The new version of Flattr, which debuted in late 2017, automates the process of making small payments. After users download a browser extension, Flattr algorithms monitor how much attention the user gives to each website that is visited. This includes not only time spent, but also whether the page has been recently scrolled or the mouse pointer moved. Using the attention metrics it has gathered, Flattr automatically distributes micropayments from the user’s monthly subscription across all of the websites visited.

Brave is similar to Flattr. Users download the Brave web browser and activate Brave Rewards. The browser tracks the user’s content consumption and automatically distributes a pro-rata reward to the sites that have been visited based upon attention scores generated by an algorithm.
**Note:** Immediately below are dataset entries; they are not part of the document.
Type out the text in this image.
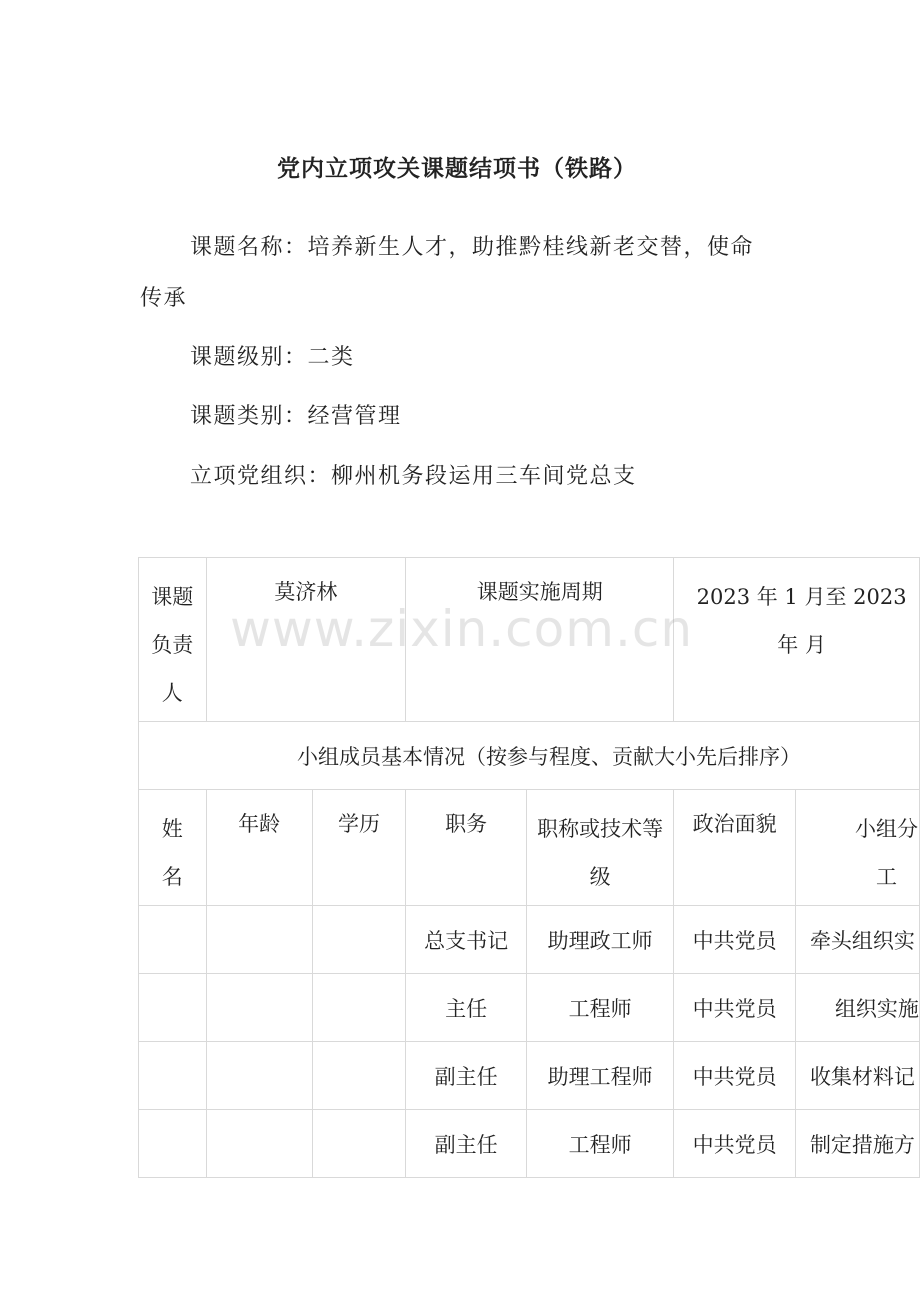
党内立项攻关课题结项书（铁路）
课题名称：培养新生人才，助推黔桂线新老交替，使命
传承
课题级别：二类
课题类别：经营管理
立项党组织：柳州机务段运用三车间党总支
课题负责人	莫济林		课题实施周期		2023 年 1 月至 2023 年 月	
小组成员基本情况（按参与程度、贡献大小先后排序）						
姓名	年龄	学历	职务	职称或技术等级	政治面貌	小组分工
			总支书记	助理政工师	中共党员	牵头组织实
			主任	工程师	中共党员	组织实施
			副主任	助理工程师	中共党员	收集材料记
			副主任	工程师	中共党员	制定措施方
www.zixin.com.cn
Whereas Flattr distributes fiat currency, Brave divvies up a user’s fixed amount BAT, or Basic Attention Tokens.

Bill Gates would only hire a shopping assistant who he trusts will guard his privacy. Likewise, Brave and Flattr go out of their way to assure that user data such as the amount of time devoted to each site stays locked in the device. The Brave blockchain and Flattr only receive enough just information to expedite the payment.

Will these ‘assisted’ micropayments platforms get any traction? That remains to be seen. It could be that the mental accounting barrier to tiny payments is just too difficult to for humans—or our machines—to scale.